Bulldozers widened the gaps, allowing terrorists armed to the teeth to pour through in cars, vans and on motorbikes.
Yesterday the sheer scale of the incursion was exposed as more than 2,000 terrorists were estimated to have breached the barrier.
And while all this was going on, another Hamas unit sent a ‘shock and awe’ barrage of 3,000 rockets into Israel, overwhelming its ‘Iron Dome’ defense system and causing chaos in military control centres.
Israel said yesterday it had killed Hamas air force chief Merad Abu Merad with a fighter jet attack on his headquarters in Gaza.
But no one thinks Hamas launched such an extraordinary operation without outside help, and the blame has been pointed squarely at Iran for financing and sending weapons and equipment.
Foreign fighters – with their own warped expertise – have reportedly joined the bloody enterprise.
I have seen evidence, so far unconfirmed, of at least six Taliban insurgents said to have died fighting alongside Hamas.
Colonel Richard Kemp, a former commander of British forces in Afghanistan, told me yesterday: ‘The hand of Iran is very firmly on the shoulder of Hamas, also pushing them from behind.
‘It is possible that they conducted, or helped to conduct, the paragliding training. You can’t just jump in and fly that stuff.
‘It might have been in Iran or somewhere else, possibly Lebanon. But there seems no doubt that they can also train inside the Gaza Strip.’
There are security questions to be answered – even our friend the German diplomat apparently managed to bring his own paraglider into Gaza, despite Israel banning such items under its ‘no fly’ restrictions on the enclave.
The vast majority of Hamas’ material would have been smuggled into Gaza through a network of tunnels. Thirteen years ago I was shown one.

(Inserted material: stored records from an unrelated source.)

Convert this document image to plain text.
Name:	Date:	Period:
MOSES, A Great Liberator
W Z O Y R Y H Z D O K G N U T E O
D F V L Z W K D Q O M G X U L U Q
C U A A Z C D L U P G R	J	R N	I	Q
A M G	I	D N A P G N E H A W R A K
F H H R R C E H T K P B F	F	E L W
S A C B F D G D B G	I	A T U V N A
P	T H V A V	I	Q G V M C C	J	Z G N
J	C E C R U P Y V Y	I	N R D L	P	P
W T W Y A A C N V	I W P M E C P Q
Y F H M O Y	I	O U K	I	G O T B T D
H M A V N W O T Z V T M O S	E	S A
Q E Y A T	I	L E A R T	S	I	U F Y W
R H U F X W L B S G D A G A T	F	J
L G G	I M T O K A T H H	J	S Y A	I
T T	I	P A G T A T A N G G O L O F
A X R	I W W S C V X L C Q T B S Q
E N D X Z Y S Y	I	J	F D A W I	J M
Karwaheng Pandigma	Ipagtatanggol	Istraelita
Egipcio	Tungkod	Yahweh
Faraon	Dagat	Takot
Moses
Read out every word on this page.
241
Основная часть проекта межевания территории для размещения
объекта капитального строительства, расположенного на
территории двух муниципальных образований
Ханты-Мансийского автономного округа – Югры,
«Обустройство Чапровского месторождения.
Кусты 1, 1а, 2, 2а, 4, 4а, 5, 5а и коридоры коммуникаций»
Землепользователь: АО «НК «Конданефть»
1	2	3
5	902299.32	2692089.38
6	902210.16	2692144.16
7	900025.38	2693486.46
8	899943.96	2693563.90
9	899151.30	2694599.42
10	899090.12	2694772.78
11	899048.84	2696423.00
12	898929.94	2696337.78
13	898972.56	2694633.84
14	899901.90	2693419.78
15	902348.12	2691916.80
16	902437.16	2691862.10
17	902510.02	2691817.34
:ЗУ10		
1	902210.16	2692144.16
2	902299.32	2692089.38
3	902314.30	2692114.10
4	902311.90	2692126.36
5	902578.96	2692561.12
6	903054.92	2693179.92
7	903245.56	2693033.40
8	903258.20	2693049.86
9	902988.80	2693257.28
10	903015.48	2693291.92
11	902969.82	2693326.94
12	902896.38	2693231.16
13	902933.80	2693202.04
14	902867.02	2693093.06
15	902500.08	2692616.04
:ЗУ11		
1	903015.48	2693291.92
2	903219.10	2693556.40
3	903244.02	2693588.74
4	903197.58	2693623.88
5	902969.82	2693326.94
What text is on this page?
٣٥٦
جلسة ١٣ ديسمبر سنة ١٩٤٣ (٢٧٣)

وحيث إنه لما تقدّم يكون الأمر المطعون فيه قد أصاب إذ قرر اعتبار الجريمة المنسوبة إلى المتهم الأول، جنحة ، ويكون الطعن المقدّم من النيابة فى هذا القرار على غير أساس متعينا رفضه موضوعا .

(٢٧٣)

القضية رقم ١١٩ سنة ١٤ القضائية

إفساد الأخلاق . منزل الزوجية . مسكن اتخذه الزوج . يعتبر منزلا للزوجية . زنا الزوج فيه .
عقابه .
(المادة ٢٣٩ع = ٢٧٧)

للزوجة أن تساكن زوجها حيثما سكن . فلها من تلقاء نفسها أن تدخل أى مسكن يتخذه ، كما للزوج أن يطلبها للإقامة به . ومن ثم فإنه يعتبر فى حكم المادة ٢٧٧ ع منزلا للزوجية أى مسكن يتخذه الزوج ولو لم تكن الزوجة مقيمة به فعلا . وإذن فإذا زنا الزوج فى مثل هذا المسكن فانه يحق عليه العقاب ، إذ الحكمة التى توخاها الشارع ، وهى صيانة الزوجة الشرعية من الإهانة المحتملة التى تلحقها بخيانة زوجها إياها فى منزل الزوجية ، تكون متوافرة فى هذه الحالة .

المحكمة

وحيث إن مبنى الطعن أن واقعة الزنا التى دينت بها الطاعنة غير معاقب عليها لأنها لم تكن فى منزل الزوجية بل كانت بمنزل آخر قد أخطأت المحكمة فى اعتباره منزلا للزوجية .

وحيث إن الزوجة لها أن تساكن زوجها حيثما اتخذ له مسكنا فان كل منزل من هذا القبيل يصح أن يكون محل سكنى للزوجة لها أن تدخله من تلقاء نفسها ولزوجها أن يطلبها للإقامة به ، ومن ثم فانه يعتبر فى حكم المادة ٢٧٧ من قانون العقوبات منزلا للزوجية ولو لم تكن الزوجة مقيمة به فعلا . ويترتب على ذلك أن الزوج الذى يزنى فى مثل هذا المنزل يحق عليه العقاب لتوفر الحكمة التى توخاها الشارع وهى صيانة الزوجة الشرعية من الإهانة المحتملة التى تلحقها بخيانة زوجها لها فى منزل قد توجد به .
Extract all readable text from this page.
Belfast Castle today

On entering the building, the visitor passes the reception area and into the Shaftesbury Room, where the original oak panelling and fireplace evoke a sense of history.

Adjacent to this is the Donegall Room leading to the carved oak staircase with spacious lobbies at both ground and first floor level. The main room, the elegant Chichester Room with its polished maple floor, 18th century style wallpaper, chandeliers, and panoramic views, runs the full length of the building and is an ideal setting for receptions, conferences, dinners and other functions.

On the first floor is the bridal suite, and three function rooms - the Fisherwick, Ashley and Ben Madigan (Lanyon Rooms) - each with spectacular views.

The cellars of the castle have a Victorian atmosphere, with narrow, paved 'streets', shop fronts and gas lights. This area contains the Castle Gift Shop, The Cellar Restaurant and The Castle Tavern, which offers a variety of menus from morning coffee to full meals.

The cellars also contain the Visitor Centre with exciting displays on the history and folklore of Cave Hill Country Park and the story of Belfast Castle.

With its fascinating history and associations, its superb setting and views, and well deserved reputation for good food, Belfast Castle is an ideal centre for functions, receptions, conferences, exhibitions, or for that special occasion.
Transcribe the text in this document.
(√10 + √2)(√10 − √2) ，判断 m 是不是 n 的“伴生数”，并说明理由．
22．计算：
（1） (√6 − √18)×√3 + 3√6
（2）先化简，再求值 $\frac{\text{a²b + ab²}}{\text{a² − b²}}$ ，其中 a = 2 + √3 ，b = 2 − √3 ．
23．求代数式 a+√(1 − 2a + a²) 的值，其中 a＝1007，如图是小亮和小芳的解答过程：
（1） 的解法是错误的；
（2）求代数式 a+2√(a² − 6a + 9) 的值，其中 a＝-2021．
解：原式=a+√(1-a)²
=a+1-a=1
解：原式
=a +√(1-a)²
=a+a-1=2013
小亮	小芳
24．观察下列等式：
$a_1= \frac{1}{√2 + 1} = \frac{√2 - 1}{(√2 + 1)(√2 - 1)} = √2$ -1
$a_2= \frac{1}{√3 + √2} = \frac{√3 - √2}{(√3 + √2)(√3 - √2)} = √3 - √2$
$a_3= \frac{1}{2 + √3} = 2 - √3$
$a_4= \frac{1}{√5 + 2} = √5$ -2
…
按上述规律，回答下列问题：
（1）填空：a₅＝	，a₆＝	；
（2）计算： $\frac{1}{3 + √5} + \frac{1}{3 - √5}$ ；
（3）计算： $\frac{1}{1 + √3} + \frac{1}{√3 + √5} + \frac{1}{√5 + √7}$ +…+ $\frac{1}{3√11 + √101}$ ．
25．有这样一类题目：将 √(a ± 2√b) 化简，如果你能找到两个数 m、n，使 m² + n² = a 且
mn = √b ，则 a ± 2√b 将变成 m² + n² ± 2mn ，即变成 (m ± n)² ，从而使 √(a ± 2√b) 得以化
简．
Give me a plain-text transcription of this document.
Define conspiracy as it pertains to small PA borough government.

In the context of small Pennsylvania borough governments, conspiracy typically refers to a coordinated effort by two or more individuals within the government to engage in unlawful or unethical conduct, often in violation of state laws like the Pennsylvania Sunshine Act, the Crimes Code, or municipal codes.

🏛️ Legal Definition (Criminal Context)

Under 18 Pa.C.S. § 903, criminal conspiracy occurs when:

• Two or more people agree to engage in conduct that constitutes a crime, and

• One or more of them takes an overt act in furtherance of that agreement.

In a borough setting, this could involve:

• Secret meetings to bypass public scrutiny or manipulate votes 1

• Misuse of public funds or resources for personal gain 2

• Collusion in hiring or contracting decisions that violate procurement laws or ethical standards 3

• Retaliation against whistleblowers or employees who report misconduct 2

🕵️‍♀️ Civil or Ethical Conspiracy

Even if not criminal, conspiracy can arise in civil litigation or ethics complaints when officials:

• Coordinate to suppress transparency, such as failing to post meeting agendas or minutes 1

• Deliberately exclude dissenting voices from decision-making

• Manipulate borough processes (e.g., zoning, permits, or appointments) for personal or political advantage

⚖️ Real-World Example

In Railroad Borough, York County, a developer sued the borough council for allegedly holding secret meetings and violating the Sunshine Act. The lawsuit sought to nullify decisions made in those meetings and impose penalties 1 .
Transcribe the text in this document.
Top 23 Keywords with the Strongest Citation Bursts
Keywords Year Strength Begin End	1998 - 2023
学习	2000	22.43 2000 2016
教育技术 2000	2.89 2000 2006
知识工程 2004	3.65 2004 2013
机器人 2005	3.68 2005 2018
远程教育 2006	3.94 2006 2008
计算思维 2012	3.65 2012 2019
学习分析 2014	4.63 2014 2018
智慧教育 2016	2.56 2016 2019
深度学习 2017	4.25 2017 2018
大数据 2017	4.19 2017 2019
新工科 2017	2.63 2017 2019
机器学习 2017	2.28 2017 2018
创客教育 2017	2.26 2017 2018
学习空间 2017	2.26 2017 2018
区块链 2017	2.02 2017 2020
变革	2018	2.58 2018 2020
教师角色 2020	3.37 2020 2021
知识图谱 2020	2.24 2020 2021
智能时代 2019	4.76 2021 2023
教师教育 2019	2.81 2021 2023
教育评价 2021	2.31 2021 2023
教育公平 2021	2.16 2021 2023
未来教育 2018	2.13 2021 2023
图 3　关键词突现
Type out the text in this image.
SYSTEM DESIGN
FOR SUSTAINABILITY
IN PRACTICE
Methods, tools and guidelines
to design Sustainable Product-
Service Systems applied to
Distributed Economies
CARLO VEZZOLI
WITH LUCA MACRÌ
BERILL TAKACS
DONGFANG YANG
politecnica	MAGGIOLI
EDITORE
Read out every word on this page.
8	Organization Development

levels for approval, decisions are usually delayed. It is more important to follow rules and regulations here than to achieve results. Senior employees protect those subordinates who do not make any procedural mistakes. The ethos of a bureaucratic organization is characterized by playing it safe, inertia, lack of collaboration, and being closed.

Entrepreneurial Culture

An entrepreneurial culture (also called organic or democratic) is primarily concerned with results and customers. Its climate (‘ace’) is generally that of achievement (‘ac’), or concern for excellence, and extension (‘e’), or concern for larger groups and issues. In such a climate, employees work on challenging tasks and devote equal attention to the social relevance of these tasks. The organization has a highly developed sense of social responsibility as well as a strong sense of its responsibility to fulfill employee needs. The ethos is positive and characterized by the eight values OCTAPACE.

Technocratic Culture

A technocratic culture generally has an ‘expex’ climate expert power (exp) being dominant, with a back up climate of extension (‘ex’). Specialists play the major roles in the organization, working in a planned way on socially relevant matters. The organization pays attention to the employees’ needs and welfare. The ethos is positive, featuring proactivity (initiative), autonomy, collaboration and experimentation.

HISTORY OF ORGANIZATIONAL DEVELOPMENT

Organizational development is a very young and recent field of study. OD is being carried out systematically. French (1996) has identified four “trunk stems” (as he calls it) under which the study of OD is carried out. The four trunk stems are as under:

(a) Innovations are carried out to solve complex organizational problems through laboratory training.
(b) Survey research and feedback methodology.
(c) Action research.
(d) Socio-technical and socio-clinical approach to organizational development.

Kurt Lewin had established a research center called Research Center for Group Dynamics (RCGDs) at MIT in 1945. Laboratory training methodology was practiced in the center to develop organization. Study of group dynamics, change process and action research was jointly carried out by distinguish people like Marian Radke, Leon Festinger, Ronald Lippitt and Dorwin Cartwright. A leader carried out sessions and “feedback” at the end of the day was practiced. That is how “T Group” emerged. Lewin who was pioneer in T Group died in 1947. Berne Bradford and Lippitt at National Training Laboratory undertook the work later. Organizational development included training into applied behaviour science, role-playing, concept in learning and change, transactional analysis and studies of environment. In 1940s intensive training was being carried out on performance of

There was an 80-foot vertical drop, lined with strings of fairy lights. At the bottom, the tunnel was almost high enough to stand in, and ran for more than half a mile to a cellar in a house across the border in Egypt.
The boss of this tunnel boasted that he could move 40 tons a day through it and said: ‘I charge about $100 for a motorcycle and $15 for a bag of food. We bring everything.’
‘Everything’ included sheep, goats, a baby camel and even lions – sedated – on order from Gaza’s zoo. But the boss insisted he did not import weapons.
However, there are numerous other tunnels, and on the evidence of last weekend, they have been doing a brisk trade of late.
It is now becoming clear how carefully Hamas planned its massacre. Amir Avivi, a retired Israeli general, said Hamas “went back to the Stone Age” to avoid detection of its plans.
Terror commanders shunned the use of phones and computers and conducted their business in rooms specially guarded against technological espionage, or they went completely underground.
Many Hamas leaders were said to be unaware of the plans, and while they were being trained, the hundreds of fighters deployed in Saturday’s attack were in the dark about the exact purpose of the exercises.
This will not be the case if a new front of the war breaks out in Israel’s north.
There Hezbollah terrorists in Lebanon will know exactly what they have been training for. They also have an ‘air force’.
There were panicked reports of ‘up to 100’ Hezbollah paragliders flying over the border on Wednesday night, while a red alert sent Israel’s entire northern population fleeing to their shelters in terror.
Fortunately, it was a false alarm. But it seems only a matter of time before Israelis once again face the specter of slaughter from the sky.